By inhibiting wakefulness rather than enhancing sleepiness, reportedly without the side effects connected with top-selling medicines, an experimental late-stage insomnia drug by Merck & Co. holds potential for reshaping the sleep disorder medicine market.
Earlier this month at SLEEP 2012, Merck announced promising results from two pivotal, three-month-long Phase III efficacy trials and additional results from daily dosing for at least a year for Suvorexant (MK-4305): Patient self-reporting and objective measures showed each trial’s roughly 1,000 patients needed significantly less time to fall asleep, and stayed asleep significantly longer, than placebo patients.
Merck plans to file an NDA for Suvorexant by year’s end, and file for Japanese approval “in the near future.”
Suvorexant could disrupt a $2 billion-a-year, roughly 18 million-patient market generating about 60 million insomnia drug prescriptions last year (IMS Health). Most were for drugs targeting GABA receptors, such as Lunesta (Eszopiclone) and the Ambien (Zolpidem) family of treatments.
“Certainly they’re good at helping enhance sleep, but they also have potential risks for side effects the next day that are problematic, including amnesia and excessive sedation in the morning. Not to mention these are all controlled substances,” Samuel A. Fleishman, M.D., president of the American Academy of Sleep Medicine, told GEN.
About a decade ago, Merck teamed with Lundbeck to develop a GABA drug, Gaboxadol. It failed late-stage trials and was shelved in 2007. A year earlier, Pfizer and Neurocrine Biosciences ended development of indiplon.

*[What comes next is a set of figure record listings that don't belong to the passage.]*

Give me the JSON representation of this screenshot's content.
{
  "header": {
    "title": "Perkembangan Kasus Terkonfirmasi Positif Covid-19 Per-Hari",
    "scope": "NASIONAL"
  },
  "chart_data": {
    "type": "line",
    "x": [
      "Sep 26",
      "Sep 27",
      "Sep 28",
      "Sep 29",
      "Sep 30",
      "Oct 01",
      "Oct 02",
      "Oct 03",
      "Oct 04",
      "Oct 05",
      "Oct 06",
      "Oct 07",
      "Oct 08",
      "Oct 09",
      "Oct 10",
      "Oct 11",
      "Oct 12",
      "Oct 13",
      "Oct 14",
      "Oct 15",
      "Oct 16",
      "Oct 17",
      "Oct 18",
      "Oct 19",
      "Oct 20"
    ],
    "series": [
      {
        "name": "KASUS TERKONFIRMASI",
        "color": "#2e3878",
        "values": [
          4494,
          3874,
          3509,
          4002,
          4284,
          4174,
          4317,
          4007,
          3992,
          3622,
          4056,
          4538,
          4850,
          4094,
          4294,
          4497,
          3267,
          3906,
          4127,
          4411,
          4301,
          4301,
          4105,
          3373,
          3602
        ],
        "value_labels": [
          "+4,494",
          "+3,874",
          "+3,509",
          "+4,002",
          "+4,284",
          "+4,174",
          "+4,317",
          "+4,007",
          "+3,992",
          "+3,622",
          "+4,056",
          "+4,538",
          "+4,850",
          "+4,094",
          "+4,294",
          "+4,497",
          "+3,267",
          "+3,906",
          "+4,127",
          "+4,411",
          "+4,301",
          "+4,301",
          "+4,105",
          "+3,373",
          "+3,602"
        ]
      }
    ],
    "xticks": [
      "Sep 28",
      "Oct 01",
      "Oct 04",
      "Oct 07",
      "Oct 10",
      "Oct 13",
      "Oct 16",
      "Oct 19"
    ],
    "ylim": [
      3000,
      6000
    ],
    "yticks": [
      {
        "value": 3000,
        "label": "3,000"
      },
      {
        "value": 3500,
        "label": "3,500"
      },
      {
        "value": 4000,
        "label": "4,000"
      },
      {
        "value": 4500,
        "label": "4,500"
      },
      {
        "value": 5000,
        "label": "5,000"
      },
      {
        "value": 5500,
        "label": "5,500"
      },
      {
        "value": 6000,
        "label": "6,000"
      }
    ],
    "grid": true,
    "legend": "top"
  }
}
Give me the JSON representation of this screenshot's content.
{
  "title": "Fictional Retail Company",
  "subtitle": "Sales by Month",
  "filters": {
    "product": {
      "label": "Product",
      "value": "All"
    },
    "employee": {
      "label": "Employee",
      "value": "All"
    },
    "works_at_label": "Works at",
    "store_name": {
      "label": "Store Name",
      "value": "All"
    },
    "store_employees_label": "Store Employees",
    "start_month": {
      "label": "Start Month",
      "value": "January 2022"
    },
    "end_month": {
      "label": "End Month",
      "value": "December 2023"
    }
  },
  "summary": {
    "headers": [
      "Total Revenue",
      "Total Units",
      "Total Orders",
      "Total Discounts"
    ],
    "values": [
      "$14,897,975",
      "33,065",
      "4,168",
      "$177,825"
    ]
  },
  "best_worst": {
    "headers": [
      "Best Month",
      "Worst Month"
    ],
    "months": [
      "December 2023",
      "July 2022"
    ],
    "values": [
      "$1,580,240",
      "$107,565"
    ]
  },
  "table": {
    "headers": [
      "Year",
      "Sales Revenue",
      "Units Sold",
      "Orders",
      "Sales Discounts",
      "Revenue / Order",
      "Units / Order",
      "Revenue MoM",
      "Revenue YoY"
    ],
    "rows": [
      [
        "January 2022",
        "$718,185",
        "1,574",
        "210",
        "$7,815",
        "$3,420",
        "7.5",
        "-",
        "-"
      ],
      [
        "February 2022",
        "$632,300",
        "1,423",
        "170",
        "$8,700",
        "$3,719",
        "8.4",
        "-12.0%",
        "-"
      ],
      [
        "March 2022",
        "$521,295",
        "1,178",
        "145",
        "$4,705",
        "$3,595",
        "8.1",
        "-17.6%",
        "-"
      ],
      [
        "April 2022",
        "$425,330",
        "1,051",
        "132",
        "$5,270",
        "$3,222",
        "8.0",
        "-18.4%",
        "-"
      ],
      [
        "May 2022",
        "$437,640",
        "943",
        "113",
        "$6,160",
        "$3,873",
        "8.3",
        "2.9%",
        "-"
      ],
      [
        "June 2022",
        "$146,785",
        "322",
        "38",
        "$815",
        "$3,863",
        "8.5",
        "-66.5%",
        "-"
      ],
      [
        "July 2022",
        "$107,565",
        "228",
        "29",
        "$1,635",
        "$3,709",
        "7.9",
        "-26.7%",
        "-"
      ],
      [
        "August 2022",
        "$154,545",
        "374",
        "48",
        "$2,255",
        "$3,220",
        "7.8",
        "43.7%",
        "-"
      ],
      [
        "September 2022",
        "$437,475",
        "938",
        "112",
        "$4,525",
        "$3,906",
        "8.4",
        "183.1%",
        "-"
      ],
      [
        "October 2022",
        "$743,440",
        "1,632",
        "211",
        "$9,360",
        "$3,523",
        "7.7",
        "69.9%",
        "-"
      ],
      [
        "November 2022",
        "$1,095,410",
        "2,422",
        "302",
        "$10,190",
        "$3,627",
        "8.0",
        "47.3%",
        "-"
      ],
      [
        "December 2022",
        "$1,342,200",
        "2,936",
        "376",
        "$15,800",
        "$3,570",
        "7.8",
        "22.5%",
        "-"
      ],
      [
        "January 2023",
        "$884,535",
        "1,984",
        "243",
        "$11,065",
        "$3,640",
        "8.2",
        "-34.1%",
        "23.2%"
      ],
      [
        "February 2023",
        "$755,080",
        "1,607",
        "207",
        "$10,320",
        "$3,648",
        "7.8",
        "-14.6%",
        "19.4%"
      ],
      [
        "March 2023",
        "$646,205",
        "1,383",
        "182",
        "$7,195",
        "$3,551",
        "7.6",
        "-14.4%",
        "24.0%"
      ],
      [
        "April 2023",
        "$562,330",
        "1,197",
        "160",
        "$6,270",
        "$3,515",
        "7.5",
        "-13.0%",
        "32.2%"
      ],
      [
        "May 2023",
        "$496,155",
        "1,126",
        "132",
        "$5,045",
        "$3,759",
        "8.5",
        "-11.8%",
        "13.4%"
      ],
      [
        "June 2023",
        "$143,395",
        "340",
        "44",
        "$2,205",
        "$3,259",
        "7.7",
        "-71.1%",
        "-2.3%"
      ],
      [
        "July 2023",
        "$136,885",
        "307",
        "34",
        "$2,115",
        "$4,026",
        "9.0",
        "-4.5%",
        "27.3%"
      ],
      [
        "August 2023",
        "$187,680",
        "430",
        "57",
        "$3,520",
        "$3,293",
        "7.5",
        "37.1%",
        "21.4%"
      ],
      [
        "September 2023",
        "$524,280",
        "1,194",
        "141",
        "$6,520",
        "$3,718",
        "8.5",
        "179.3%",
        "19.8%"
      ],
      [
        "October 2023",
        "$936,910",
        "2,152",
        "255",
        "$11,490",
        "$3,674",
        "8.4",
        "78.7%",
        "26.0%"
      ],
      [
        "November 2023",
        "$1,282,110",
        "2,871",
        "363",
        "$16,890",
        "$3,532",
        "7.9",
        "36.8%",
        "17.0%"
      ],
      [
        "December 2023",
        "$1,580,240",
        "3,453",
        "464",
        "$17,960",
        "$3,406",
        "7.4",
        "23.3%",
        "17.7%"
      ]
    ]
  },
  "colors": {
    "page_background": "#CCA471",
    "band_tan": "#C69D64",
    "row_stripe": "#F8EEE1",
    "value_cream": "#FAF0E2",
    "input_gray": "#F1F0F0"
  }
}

These failures and side effects sparked additional sleep research. Narcolepsy studies linked the disease to attacks on neurons of the neuropeptide neurotransmitter orexin in the hypothalamus: “When you lose the neurons, then the orexin peptides are no longer released by the neurons, and it’s the orexin peptides that are involved in promoting wakefulness and helping you transition the right way,” Darryle D. Schoepp, Ph.D., senior VP and franchise head, neuroscience and ophthalmology for Merck Research Laboratories, explained.
Merck incorporated that discovery into a new class of orexin-blocking insomnia drug candidates.
The 70,000 to 100,000 orexin neurons in the hypothalamus offer a much more concentrated target for a sleep drug than the half-billion GABA neurons across the brain and central nervous system.
Actelion and GlaxoSmithKline advanced their orexin antagonist Almorexant to Phase III before ending development last year. Citing a data review without offering specifics, the companies said they would continue working on new orexin antagonist therapies.
While Merck isn’t discussing Suvorexant’s commercial potential, Jefferies predicts annual sales starting at $98 million in 2013, climbing to $520 million in 2017. Leerink Swann declared that Merck “can grow Suvorexant to [more than] $500M in the U.S. sleep market alone,” and much more in other co-morbidity CNS-and-pain indications, for which Merck is studying a backup insomnia treatment, MK-6069.
Results of a six-country Phase IIB trial presented last year showed MK-6069 delivered significant improvement in the primary endpoint of sleep efficiency, and secondary endpoints of wake after sleep onset and latency to persistent sleep. Merck is developing a third insomnia drug, MK-3697, for which Phase II study results have yet to be published.
While GABA drug development won’t disappear, researchers are very interested in other alternatives where sleep disorder drugs are concerned.